One can raise this source of finance with the help of the following:
- Term Loan: This refers to secured Borrowing from banks and other financial institution
- Debenture Capital:It refers to secured debt instruments and they carry a fixed obligation of interest and principal repayment to debenture holders.
- Deferred credit: Generally, it is provided by supplier of plant & machinery, raw material vendor etc by deferring the payment
- Incentive Sources: Financial support provided by Government and its agencies.
- Miscellaneous sources: Options other than above like unsecured loans; public deposits, leasing, and hire purchase are classified under this head.
Factors to Determine Right Source of Finance
So to choose the right sources of finance for the business, factors like cost, risk, control, and flexibility should be considered.
Cost of Finance
Every source of finance carries some cost with it, known as the cost of capital. While we talk about debt financing, other than lenders’ expectations, an advantage of tax deductibility indirectly lowers the cost of debt. The interest rate or coupon rate is the cost paid by the business for using the debt capital. When the comparison of cost takes place between the two sources, debt becomes a cheaper source of finance since the financial charges on debt are a tax-deductible expense, whereas dividend is not.
For e.g. If the Interest paid for long-term debt is 10% (D) and the tax rate is 50%(t), the effective cost of such debt to business is:
D (1-t) = 10(1-50%) = 5%
Risk Associated with Source of Finance
A business has exposure to various kinds of risks. These risks should be considered while deciding on the source of finance. E.g., if a firm relies majorly on debt financing, they are said to be highly leveraged as it bears a high financial risk. If debt repayments are not on time, this can lead to legal action, and hence there is a risk of bankruptcy. High financial leverage also affects the earning per share. So, for deciding on an optimal capital structure, a company should analyze the degree of leverage that it can tolerate.
Dilution of Control and Management
Controlling and management in the hands of the owner dilute with more and more equity introduced from outside of business. Promoters or owners who do not want to lose control of a business and prefer to keep significant decision-making in their hands will consider equity financing only to a certain level.
Flexibility in Repayment
It plays a vital role in deciding the capital structure. A firm functions in a dynamic business environment today. It should be able to respond to sudden shocks to its cash flows stream.

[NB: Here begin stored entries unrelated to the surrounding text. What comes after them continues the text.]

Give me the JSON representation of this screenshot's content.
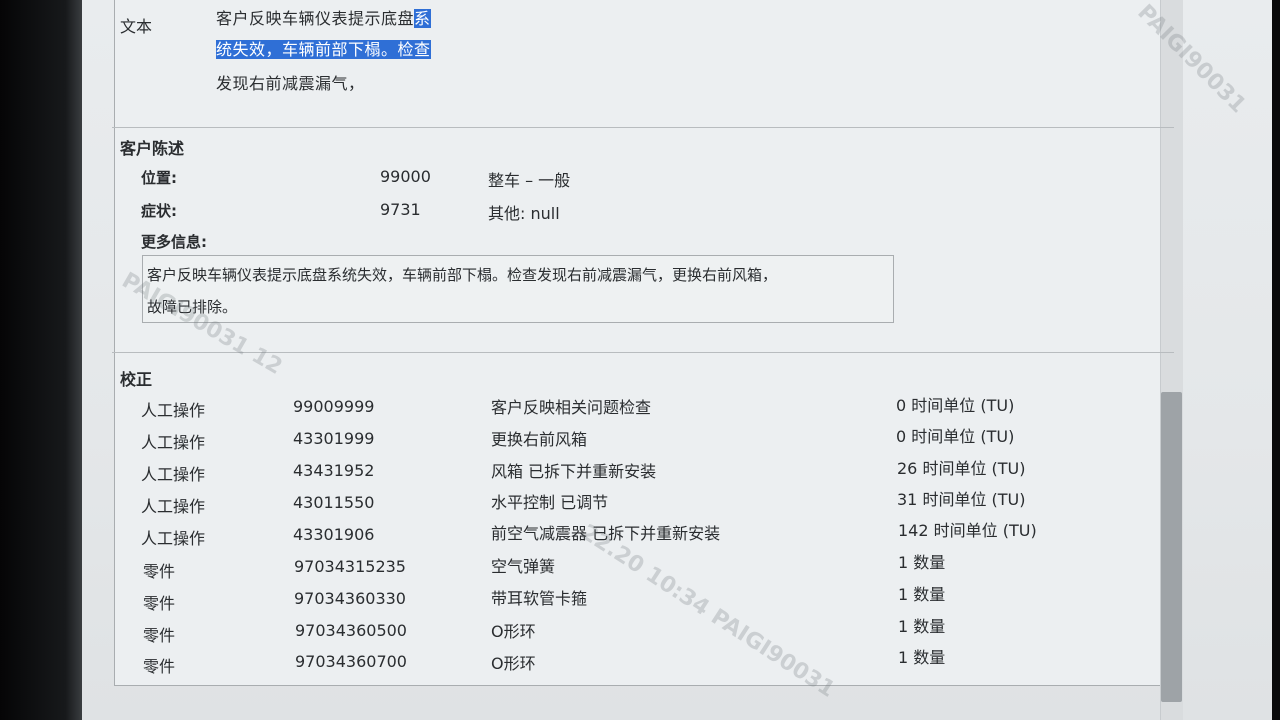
{
  "text_section": {
    "label": "文本",
    "lines": [
      {
        "plain": "客户反映车辆仪表提示底盘",
        "highlighted": "系"
      },
      {
        "plain": "",
        "highlighted": "统失效，车辆前部下榻。检查"
      },
      {
        "plain": "发现右前减震漏气，",
        "highlighted": ""
      }
    ]
  },
  "customer_statement": {
    "title": "客户陈述",
    "position": {
      "label": "位置:",
      "code": "99000",
      "value": "整车 – 一般"
    },
    "symptom": {
      "label": "症状:",
      "code": "9731",
      "value": "其他: null"
    },
    "more_info": {
      "label": "更多信息:",
      "lines": [
        "客户反映车辆仪表提示底盘系统失效，车辆前部下榻。检查发现右前减震漏气，更换右前风箱，",
        "故障已排除。"
      ]
    }
  },
  "correction": {
    "title": "校正",
    "rows": [
      {
        "type": "人工操作",
        "code": "99009999",
        "desc": "客户反映相关问题检查",
        "qty": "0 时间单位 (TU)"
      },
      {
        "type": "人工操作",
        "code": "43301999",
        "desc": "更换右前风箱",
        "qty": "0 时间单位 (TU)"
      },
      {
        "type": "人工操作",
        "code": "43431952",
        "desc": "风箱 已拆下并重新安装",
        "qty": "26 时间单位 (TU)"
      },
      {
        "type": "人工操作",
        "code": "43011550",
        "desc": "水平控制 已调节",
        "qty": "31 时间单位 (TU)"
      },
      {
        "type": "人工操作",
        "code": "43301906",
        "desc": "前空气减震器 已拆下并重新安装",
        "qty": "142 时间单位 (TU)"
      },
      {
        "type": "零件",
        "code": "97034315235",
        "desc": "空气弹簧",
        "qty": "1 数量"
      },
      {
        "type": "零件",
        "code": "97034360330",
        "desc": "带耳软管卡箍",
        "qty": "1 数量"
      },
      {
        "type": "零件",
        "code": "97034360500",
        "desc": "O形环",
        "qty": "1 数量"
      },
      {
        "type": "零件",
        "code": "97034360700",
        "desc": "O形环",
        "qty": "1 数量"
      }
    ]
  },
  "watermarks": [
    "PAIGI90031",
    "PAIGI90031 12",
    "22.20 10:34  PAIGI90031"
  ]
}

A highly leveraged firm may face a cash shortage during adverse conditions, which may lead to the sale of assets etc., for the generation of cash. Also, in extreme cases, a firm may have to take a step of capital restructuring or even liquidation on the worst side.

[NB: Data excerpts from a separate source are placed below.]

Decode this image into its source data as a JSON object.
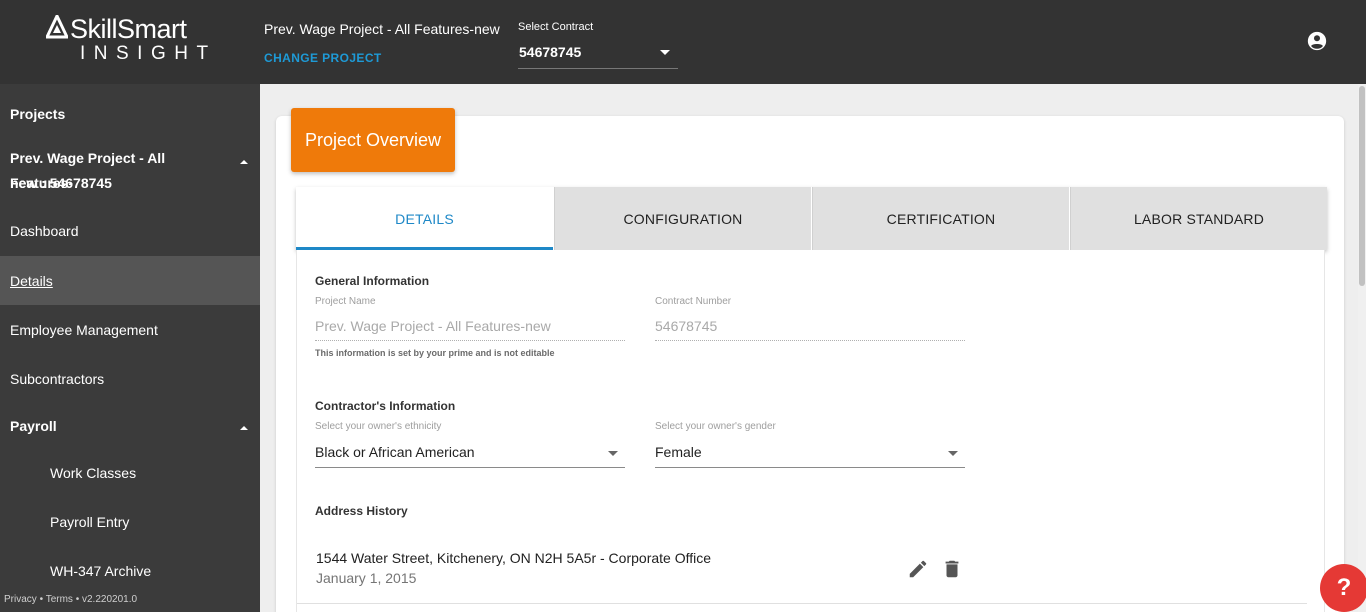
{
  "brand": {
    "top": "SkillSmart",
    "bottom": "INSIGHT"
  },
  "header": {
    "project_title": "Prev. Wage Project - All Features-new",
    "change_project": "CHANGE PROJECT",
    "contract_label": "Select Contract",
    "contract_value": "54678745",
    "account_icon": "account-circle-icon"
  },
  "sidebar": {
    "projects": "Projects",
    "project_line1": "Prev. Wage Project - All Features-",
    "project_line2": "new : 54678745",
    "dashboard": "Dashboard",
    "details": "Details",
    "employee_management": "Employee Management",
    "subcontractors": "Subcontractors",
    "payroll": "Payroll",
    "work_classes": "Work Classes",
    "payroll_entry": "Payroll Entry",
    "wh347_archive": "WH-347 Archive",
    "footer": {
      "privacy": "Privacy",
      "sep1": " • ",
      "terms": "Terms",
      "sep2": " • ",
      "version": "v2.220201.0"
    }
  },
  "overview": {
    "title": "Project Overview"
  },
  "tabs": [
    {
      "label": "DETAILS"
    },
    {
      "label": "CONFIGURATION"
    },
    {
      "label": "CERTIFICATION"
    },
    {
      "label": "LABOR STANDARD"
    }
  ],
  "general": {
    "title": "General Information",
    "project_name_label": "Project Name",
    "project_name_value": "Prev. Wage Project - All Features-new",
    "contract_number_label": "Contract Number",
    "contract_number_value": "54678745",
    "hint": "This information is set by your prime and is not editable"
  },
  "contractor": {
    "title": "Contractor's Information",
    "ethnicity_label": "Select your owner's ethnicity",
    "ethnicity_value": "Black or African American",
    "gender_label": "Select your owner's gender",
    "gender_value": "Female"
  },
  "address": {
    "title": "Address History",
    "line1": "1544 Water Street, Kitchenery, ON N2H 5A5r - Corporate Office",
    "line2": "January 1, 2015"
  },
  "help": {
    "label": "?"
  },
  "colors": {
    "accent_orange": "#ef7a0a",
    "link_blue": "#1e88c7",
    "header_bg": "#333333",
    "sidebar_bg": "#3b3b3b",
    "help_red": "#e53935"
  }
}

Other than the crucial factors discussed above, some other factors also play a role in selecting sources of funds. Like, floatation cost, which is high in the case of equity. Similarly, regulatory rules of various bodies also need to adhere to. In the case of market listing (IPO), rules framed by respective legal bodies of different countries have to comply with. For instance, the legal body in the US is SEC and India is SEBI. Thus, it is essential to analyze the present and probable future situation of a business to choose the right source of finance.